Kolejne zwycięstwo zanotowali w piątek (10.05) piłkarze suwalskich Wigier, którzy przed własną publicznością pewnie pokonali Dąb Dąbrowę Białostocką 7:0.
Po zwycięstwie z KS Wasilków drużyna z Suwałk przybliżyła się do awansu na trzecioligowe boiska, ale rywale wciąż są o krok od biało-niebieskich, dlatego tez ważne jest, aby cały czas punktować w kolejnych spotkaniach. Tak też było w piątkowy wieczór, kiedy to podopieczni Pawła Cimochowskiego podejmowali na Zarzeczu jeden z ostatnich zespołów w tabeli IV Ligi, Dąb Dąbrowe Białostocką. Suwalczanie zdobyli siedem bramek, samemu nie tracąc żadnej. Strzelanie rozpoczął w 16. minucie gry Radosław Gulbierz, a jeszcze przed przerwa wynik podwyższali Krzysztof Cudowski i Kacper Głowicki. Po zmianie stron najpierw rywale strzelili bramkę samobójcza, a następnie dwa trafienia dołożył Kamil Zalewski. Wynik ustalił w 73 minucie gry Oskar Osipiuk.

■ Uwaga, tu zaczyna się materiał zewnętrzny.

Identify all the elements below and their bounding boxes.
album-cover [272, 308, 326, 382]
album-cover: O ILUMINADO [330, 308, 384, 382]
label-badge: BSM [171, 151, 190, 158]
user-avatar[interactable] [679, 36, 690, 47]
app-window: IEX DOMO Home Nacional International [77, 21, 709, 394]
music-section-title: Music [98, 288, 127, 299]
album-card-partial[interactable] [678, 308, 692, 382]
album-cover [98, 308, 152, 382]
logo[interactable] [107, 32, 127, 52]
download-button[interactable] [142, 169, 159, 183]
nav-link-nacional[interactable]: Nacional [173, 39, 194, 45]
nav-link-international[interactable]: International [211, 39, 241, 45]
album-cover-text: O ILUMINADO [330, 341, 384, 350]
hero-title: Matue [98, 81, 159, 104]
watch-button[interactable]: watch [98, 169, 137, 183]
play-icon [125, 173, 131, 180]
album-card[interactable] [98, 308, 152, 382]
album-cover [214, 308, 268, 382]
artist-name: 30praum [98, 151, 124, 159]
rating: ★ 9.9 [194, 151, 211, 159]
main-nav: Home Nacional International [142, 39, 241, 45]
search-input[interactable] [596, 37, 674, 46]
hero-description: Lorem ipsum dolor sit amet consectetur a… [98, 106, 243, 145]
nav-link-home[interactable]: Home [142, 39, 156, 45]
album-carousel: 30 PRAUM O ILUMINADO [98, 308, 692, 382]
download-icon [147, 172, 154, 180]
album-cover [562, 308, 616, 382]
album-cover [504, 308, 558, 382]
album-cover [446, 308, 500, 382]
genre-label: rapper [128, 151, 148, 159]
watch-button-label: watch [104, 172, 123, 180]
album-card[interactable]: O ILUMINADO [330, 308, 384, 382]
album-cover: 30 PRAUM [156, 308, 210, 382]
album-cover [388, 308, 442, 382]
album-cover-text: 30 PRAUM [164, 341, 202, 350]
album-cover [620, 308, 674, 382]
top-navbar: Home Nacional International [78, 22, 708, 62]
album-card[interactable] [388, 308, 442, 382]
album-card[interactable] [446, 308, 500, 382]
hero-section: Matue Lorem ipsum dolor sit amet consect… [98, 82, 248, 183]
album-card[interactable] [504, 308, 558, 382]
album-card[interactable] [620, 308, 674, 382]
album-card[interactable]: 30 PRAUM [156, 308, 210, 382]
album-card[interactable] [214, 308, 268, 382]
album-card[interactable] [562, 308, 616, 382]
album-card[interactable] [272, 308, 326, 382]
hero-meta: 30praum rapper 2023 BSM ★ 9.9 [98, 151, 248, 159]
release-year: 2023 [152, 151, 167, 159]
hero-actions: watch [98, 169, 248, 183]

Po 28. rozegranych spotkaniach Wigry mają na koncie 75 punktów i zajmują pierwsze miejsce w tabeli. Bez względu na wynik spotkania KS Wasilków ze Spartą 1951 Szepietowo biało-niebiescy pozostaną liderem IV Ligi. W następnym meczu ligowym Wigry zmierzą się na wyjeździe z Ruchem Wysokie Mazowieckie.